DESAFÍO A TREINTA AÑOS
Renovar la biblioteca de la cárcel de Huachalalume fue otra de las acciones de Apachita. María Isabel realizó una intensa campaña, en la que logró recabar más de mil libros, entre ellos dos, que la propia Isabel Allende envió desde California, Estados Unidos.
Entiendo que también ha generado un vínculo importante con la Biblioteca Regional Gabriela Mistral
El lanzamiento de nuestra fundación fue precisamente en esta biblioteca porque es una señal clara del desafío educacional propuesto por Gabriela Mistral. Dentro de los programas que imparte esta biblioteca como centro cultural, en enero de este año realizamos un taller de horticultura orgánica para niños e hicimos una huerta en la Casa de las Palmeras, propiedad que perteneció a Gabriela Mistral. Esto para mí tiene un significado muy especial, porque mi abuelo fue alumno de Gabriela, en 1908.
¿Proyectos para este año?
Vincularnos con organizaciones sociales, entre ellas, juntas de vecinos y centros del adulto mayor para trabajar en áreas asociadas al bienestar, salud mental y habilidades interpersonales. Trabajar de manera colaborativa con las comunas rezagadas de la región, posicionarnos en establecimientos educacionales, en empresas y en hospitales para generar terapias enfocadas en nuestro modelo. Y a partir de agosto, daremos inicio a un taller abierto de horticultura orgánica con un enfoque vincular y afectuoso con la naturaleza.
¿Orgullosa me imagino de los logros y avances de la fundación?
Después de treinta años de haber caminado por la Alameda con carteles verdes y haber participado en muchas campañas ambientales, esto ha sido como vestir un traje largo. Es una apuesta muy desafiante, nos encantaría que todos nos conocieran y que las autoridades pusieran un poco de atención en que la situación ambiental es crítica a nivel mundial.

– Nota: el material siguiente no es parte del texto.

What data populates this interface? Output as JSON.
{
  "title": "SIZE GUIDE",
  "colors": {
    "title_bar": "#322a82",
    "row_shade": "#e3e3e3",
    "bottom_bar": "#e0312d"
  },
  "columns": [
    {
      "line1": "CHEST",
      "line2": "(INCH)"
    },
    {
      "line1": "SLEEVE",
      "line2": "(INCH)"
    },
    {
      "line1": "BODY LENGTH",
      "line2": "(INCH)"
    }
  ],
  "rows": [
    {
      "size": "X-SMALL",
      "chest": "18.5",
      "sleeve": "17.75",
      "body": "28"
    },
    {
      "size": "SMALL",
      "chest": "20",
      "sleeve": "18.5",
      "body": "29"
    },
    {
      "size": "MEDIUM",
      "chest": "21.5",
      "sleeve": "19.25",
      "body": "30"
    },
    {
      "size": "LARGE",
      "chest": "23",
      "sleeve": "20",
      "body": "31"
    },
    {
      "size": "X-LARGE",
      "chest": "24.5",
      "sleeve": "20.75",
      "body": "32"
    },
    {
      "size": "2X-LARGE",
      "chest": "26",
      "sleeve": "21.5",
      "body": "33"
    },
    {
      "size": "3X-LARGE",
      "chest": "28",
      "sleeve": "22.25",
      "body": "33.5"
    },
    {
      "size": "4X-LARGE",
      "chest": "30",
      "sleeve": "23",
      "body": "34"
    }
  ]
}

Nosotros estamos trabajando para treinta años más, ese es el gran desafío.
“Estoy muy agradecida del Choapa, de la gente que me cuidó y de la tierra que me sostuvo a mí y a mis hijos, durante siete años”.
“El objetivo de la terapia hortícola no es solo cultivar o producir, por ejemplo, una lechuga, sino todo el proceso terapéutico que esto conlleva”.
“Nosotros estamos trabajando para treinta años más, ese es el gran desafío”.